Long time reader, first time commenter. Had to write in and tell you my experience. I am currently a little over 35 weeks pregnant (via IVF) and have GD. (Am also on Lovenox, fun times, although that will end at 36 weeks). Anyway, the first line of defense was to meet with a dietician and go to an education class, where I was given a suggested diet to try for a week. I ended up losing weight, and was not in a position to do so, so the dr put me on insulin. It is a pain in the arse, but after the Lovenox, no biggie (it doesn't sting or burn and the needle is smaller). The biggest frustration is the foods I cannot eat.

I now eat a lot of peanut butter, eggs, meat, salads and nuts. Definitely not a low calorie diet, but this way I get my protein too. The dr has not once mentioned a c-section to me, and I am not planning on one unless necessary. I have been told that I will not be allowed to go past my due date, and have been going once every two weeks for non-stress tests and once every two weeks for growth ultrasounds. Based on the results of these tests, your dr will probably be able to advise the best delivery schedule/option. My dr has mentioned inducing me, but has indicated she will wait as long as possible to see if my body can start labor on its own (which I am hoping for). In any event, it is stressful and another layer to add to already stressful times, but hang in there. My guess is that if you need to be treated with meds, it will be with insulin.

Hugs, Anne in Boston

Barb said...

wish I could help. :( lots of hugs.

goddess of grieving said...

I had GD during my pregnancy and was so stressed and overwhelmed by it all. I did deliver vaginally at 39w2d. My baby was fairly small due to the diet though... He was 6lbs. 12oz. After reading a bunch of info online I was so upset. Meeting with the nutritionist and collaborating closely with nurses helped me immensely. I assumed I needed to watch my caloric intake but they were more concerned with my carb servings. I found that Aunt Millies Fiber for Life Wheat bread is really low in carbs and I ate Dannon Light and Fit Yogurt as another staple. My fasting numbers were out of control despite what tricks they had me try so I HAD to do insulin. I tried glyburide once only to have a severe reaction at the smallest dose and wound up hypoglycemic. I did MUCH better on insulin and never took more than 8 units before bed. I guess research is still out on whether or not to take metformin during pregnancy. In my thinking if I would have stayed on it (PCOS/insulin resistance dx) then I wouldn't have had the blood sugar problems in the first place. I guess there is no proof that it doesn't harm the baby after the first tri so they don't like patients to stay on it. I found as I went along that eating more carb servings before bed helped my insulin stay under control even further. I know it will be hard not to stress about it and focus solely on GD and all the special testing and such but try to take it easy. Please email me if you need to talk!

T-girl said...

GD is not uncommon, I know a bunch of my friends who got it in one of her pregnancy but no with others.
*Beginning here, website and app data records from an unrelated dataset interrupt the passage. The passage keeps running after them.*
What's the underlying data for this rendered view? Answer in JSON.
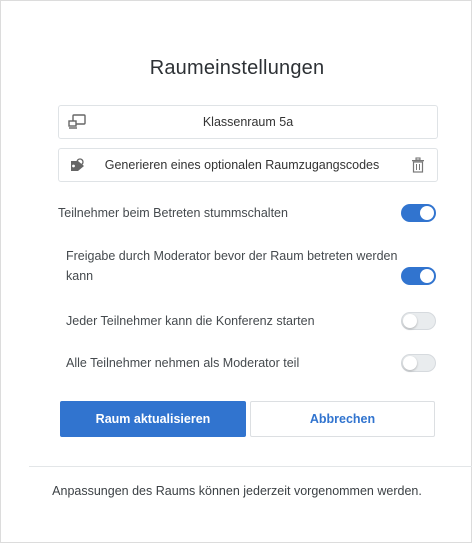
{
  "dialog": {
    "title": "Raumeinstellungen",
    "room_name": {
      "value": "Klassenraum 5a",
      "icon": "room-icon"
    },
    "access_code": {
      "label": "Generieren eines optionalen Raumzugangscodes",
      "icon": "key-code-icon",
      "delete_icon": "trash-icon"
    },
    "settings": [
      {
        "label": "Teilnehmer beim Betreten stummschalten",
        "enabled": true
      },
      {
        "label": "Freigabe durch Moderator bevor der Raum betreten werden kann",
        "enabled": true
      },
      {
        "label": "Jeder Teilnehmer kann die Konferenz starten",
        "enabled": false
      },
      {
        "label": "Alle Teilnehmer nehmen als Moderator teil",
        "enabled": false
      }
    ],
    "buttons": {
      "update": "Raum aktualisieren",
      "cancel": "Abbrechen"
    },
    "footer": "Anpassungen des Raums können jederzeit vorgenommen werden."
  },
  "colors": {
    "accent": "#3174cf",
    "toggle_off": "#e9ecee"
  }
}
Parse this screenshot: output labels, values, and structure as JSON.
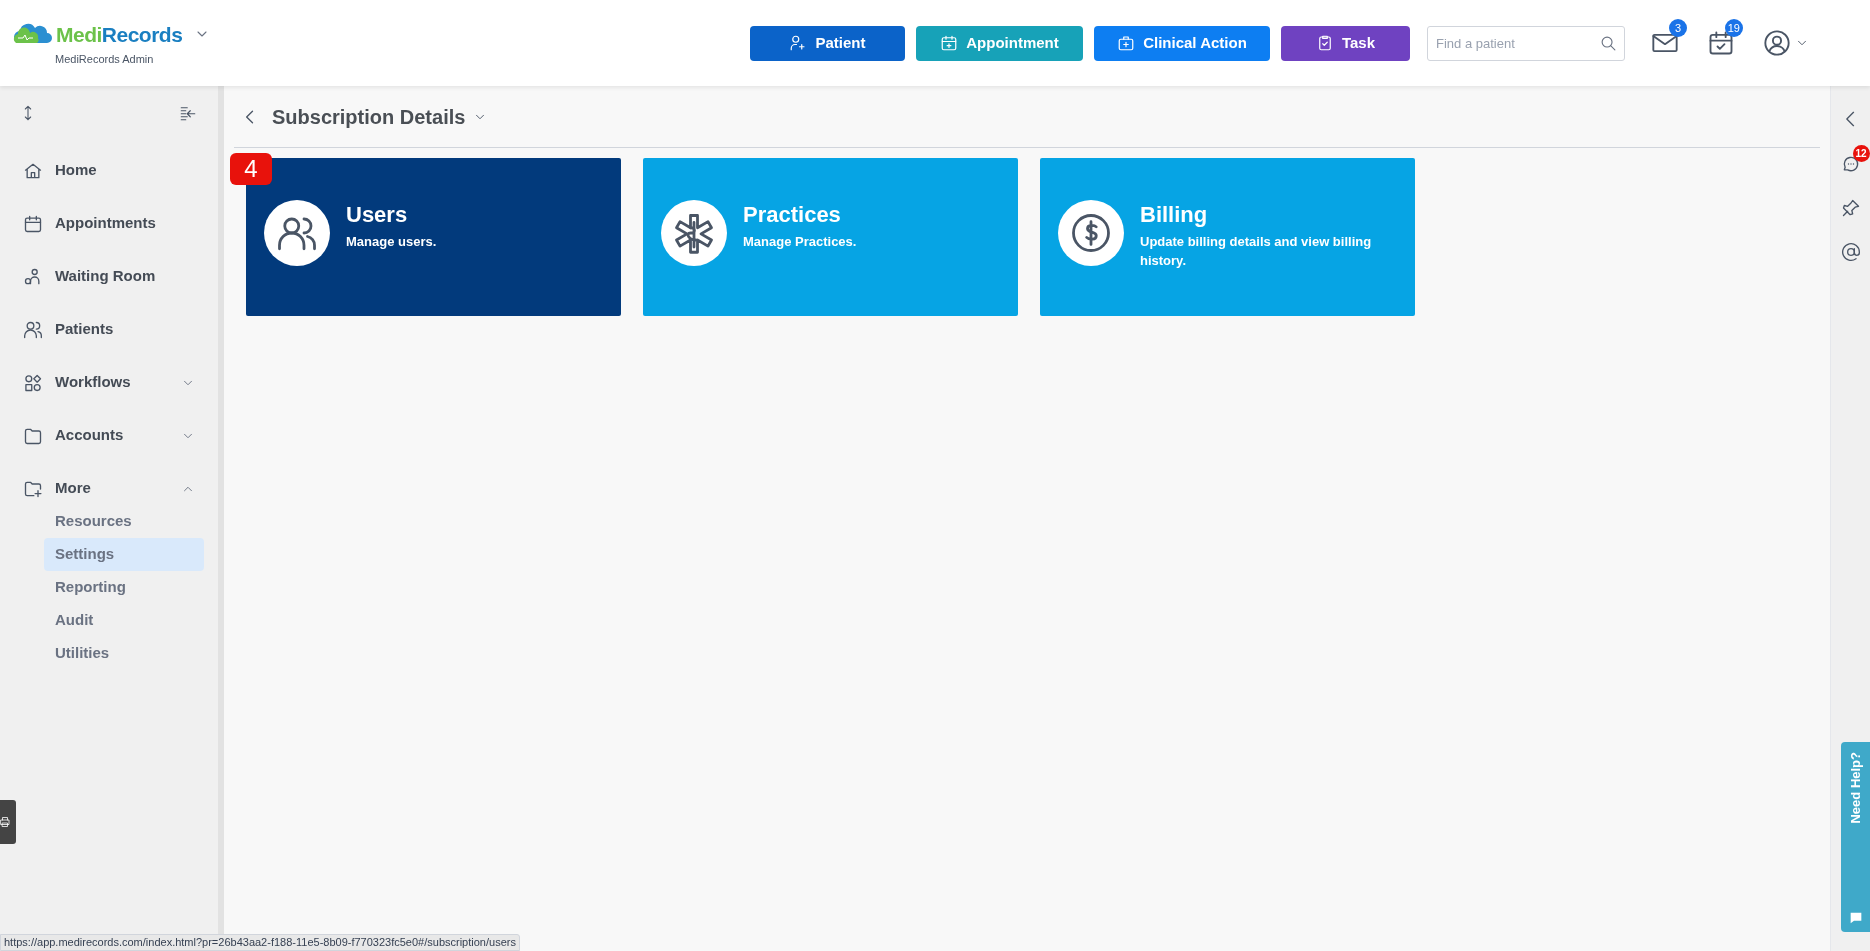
{
  "header": {
    "logo": {
      "brand_part1": "Medi",
      "brand_part2": "Records",
      "subtitle": "MediRecords Admin"
    },
    "actions": [
      {
        "label": "Patient"
      },
      {
        "label": "Appointment"
      },
      {
        "label": "Clinical Action"
      },
      {
        "label": "Task"
      }
    ],
    "search": {
      "placeholder": "Find a patient"
    },
    "mail_badge": "3",
    "calendar_badge": "19"
  },
  "sidebar": {
    "items": [
      {
        "label": "Home",
        "kind": "link"
      },
      {
        "label": "Appointments",
        "kind": "link"
      },
      {
        "label": "Waiting Room",
        "kind": "link"
      },
      {
        "label": "Patients",
        "kind": "link"
      },
      {
        "label": "Workflows",
        "kind": "group",
        "expanded": false
      },
      {
        "label": "Accounts",
        "kind": "group",
        "expanded": false
      },
      {
        "label": "More",
        "kind": "group",
        "expanded": true,
        "children": [
          {
            "label": "Resources",
            "selected": false
          },
          {
            "label": "Settings",
            "selected": true
          },
          {
            "label": "Reporting",
            "selected": false
          },
          {
            "label": "Audit",
            "selected": false
          },
          {
            "label": "Utilities",
            "selected": false
          }
        ]
      }
    ]
  },
  "page": {
    "title": "Subscription Details",
    "cards": [
      {
        "title": "Users",
        "description": "Manage users.",
        "selected": true,
        "badge": "4"
      },
      {
        "title": "Practices",
        "description": "Manage Practices.",
        "selected": false
      },
      {
        "title": "Billing",
        "description": "Update billing details and view billing history.",
        "selected": false
      }
    ]
  },
  "right_rail": {
    "chat_badge": "12"
  },
  "help_tab": {
    "label": "Need Help?"
  },
  "status_bar": {
    "url": "https://app.medirecords.com/index.html?pr=26b43aa2-f188-11e5-8b09-f770323fc5e0#/subscription/users"
  }
}
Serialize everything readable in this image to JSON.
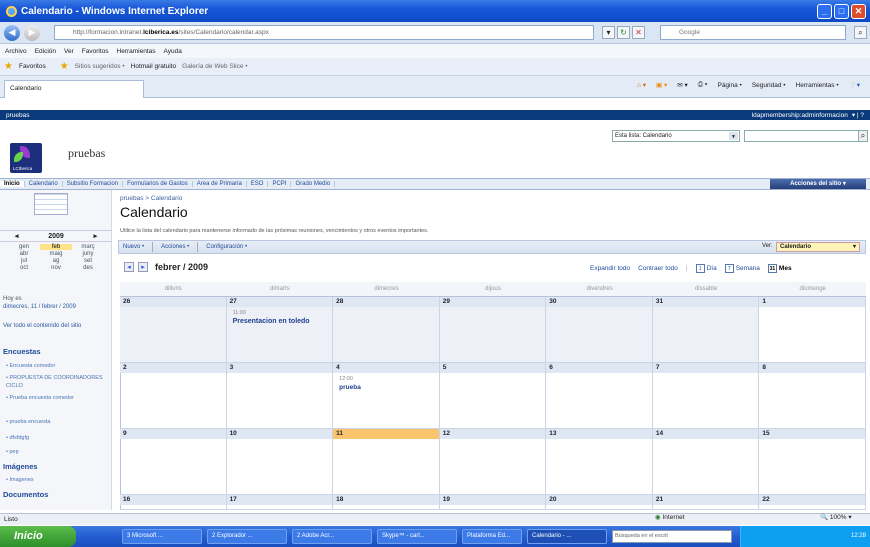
{
  "window": {
    "title": "Calendario - Windows Internet Explorer"
  },
  "browser": {
    "url_prefix": "http://formacion.intranet.",
    "url_domain": "lciberica.es",
    "url_suffix": "/sites/Calendario/calendar.aspx",
    "search_placeholder": "Google",
    "menu": [
      "Archivo",
      "Edición",
      "Ver",
      "Favoritos",
      "Herramientas",
      "Ayuda"
    ],
    "favorites_label": "Favoritos",
    "fav_items": [
      "Sitios sugeridos •",
      "Hotmail gratuito",
      "Galería de Web Slice •"
    ],
    "tab_title": "Calendario",
    "tab_tools": [
      "Página •",
      "Seguridad •",
      "Herramientas •"
    ]
  },
  "sharepoint": {
    "top_left": "pruebas",
    "user": "ldapmembership:adminformacion",
    "logo_text": "LCIberica",
    "site_name": "pruebas",
    "search_scope": "Esta lista: Calendario",
    "nav_tabs": [
      "Inicio",
      "Calendario",
      "Subsitio Formacion",
      "Formularios de Gastos",
      "Area de Primaria",
      "ESO",
      "PCPI",
      "Grado Medio"
    ],
    "site_actions": "Acciones del sitio"
  },
  "leftnav": {
    "year": "2009",
    "months": [
      "gen",
      "feb",
      "març",
      "abr",
      "maig",
      "juny",
      "jul",
      "ag",
      "set",
      "oct",
      "nov",
      "des"
    ],
    "today_label": "Hoy es",
    "today_value": "dimecres, 11 / febrer / 2009",
    "view_all": "Ver todo el contenido del sitio",
    "sections": [
      {
        "title": "Encuestas",
        "items": [
          "Encuesta comedor",
          "PROPUESTA DE COORDINADORES CICLO",
          "Prueba encuesta comedor",
          "prueba encuesta",
          "dfsfdgfg",
          "pep"
        ]
      },
      {
        "title": "Imágenes",
        "items": [
          "Imagenes"
        ]
      },
      {
        "title": "Documentos",
        "items": []
      }
    ]
  },
  "main": {
    "breadcrumb": "pruebas > Calendario",
    "title": "Calendario",
    "description": "Utilice la lista del calendario para mantenerse informado de las próximas reuniones, vencimientos y otros eventos importantes.",
    "toolbar": [
      "Nuevo •",
      "Acciones •",
      "Configuración •"
    ],
    "view_label": "Ver:",
    "view_value": "Calendario",
    "month": "febrer / 2009",
    "expand": "Expandir todo",
    "collapse": "Contraer todo",
    "views": [
      "Día",
      "Semana",
      "Mes"
    ],
    "view_icons": [
      "1",
      "7",
      "31"
    ],
    "daynames": [
      "dilluns",
      "dimarts",
      "dimecres",
      "dijous",
      "divendres",
      "dissabte",
      "diumenge"
    ],
    "weeks": [
      [
        "26",
        "27",
        "28",
        "29",
        "30",
        "31",
        "1"
      ],
      [
        "2",
        "3",
        "4",
        "5",
        "6",
        "7",
        "8"
      ],
      [
        "9",
        "10",
        "11",
        "12",
        "13",
        "14",
        "15"
      ],
      [
        "16",
        "17",
        "18",
        "19",
        "20",
        "21",
        "22"
      ]
    ],
    "events": [
      {
        "time": "11:00",
        "title": "Presentacion en toledo"
      },
      {
        "time": "12:00",
        "title": "prueba"
      }
    ]
  },
  "status": {
    "left": "Listo",
    "zone": "Internet",
    "zoom": "100%"
  },
  "taskbar": {
    "start": "Inicio",
    "items": [
      "3 Microsoft ...",
      "2 Explorador ...",
      "2 Adobe Acr...",
      "Skype™ - carl...",
      "Plataforma Ed...",
      "Calendario - ..."
    ],
    "search": "Búsqueda en el escrit",
    "clock": "12:28"
  }
}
There is no risk if you have it under control.

Everything is going to be just fine!

waitinginline said...

HAPPY 31 WEEKS!!!!!

A. said...

I am an L&D nurse, as the girls here have written, most GD births go fine.
However, women with GD &/or PCOS are at higher risk for certain complications. The best thing you can do is continue to follow your MD's advice on management of your condition, and eat as advised by the diabetes counselor as best you can. A fellow nurse brought some ADA diabetic cookbooks to work the other day and the stuff looked GREAT!! I copied a bunch of the recipes and I'm not diabetic :)

Most of our GD patients are managed by diet alone, if not the next biggest GD group takes glyburide. If that doesn't do it, they take insulin.

I hope you have a great birth and babymoon!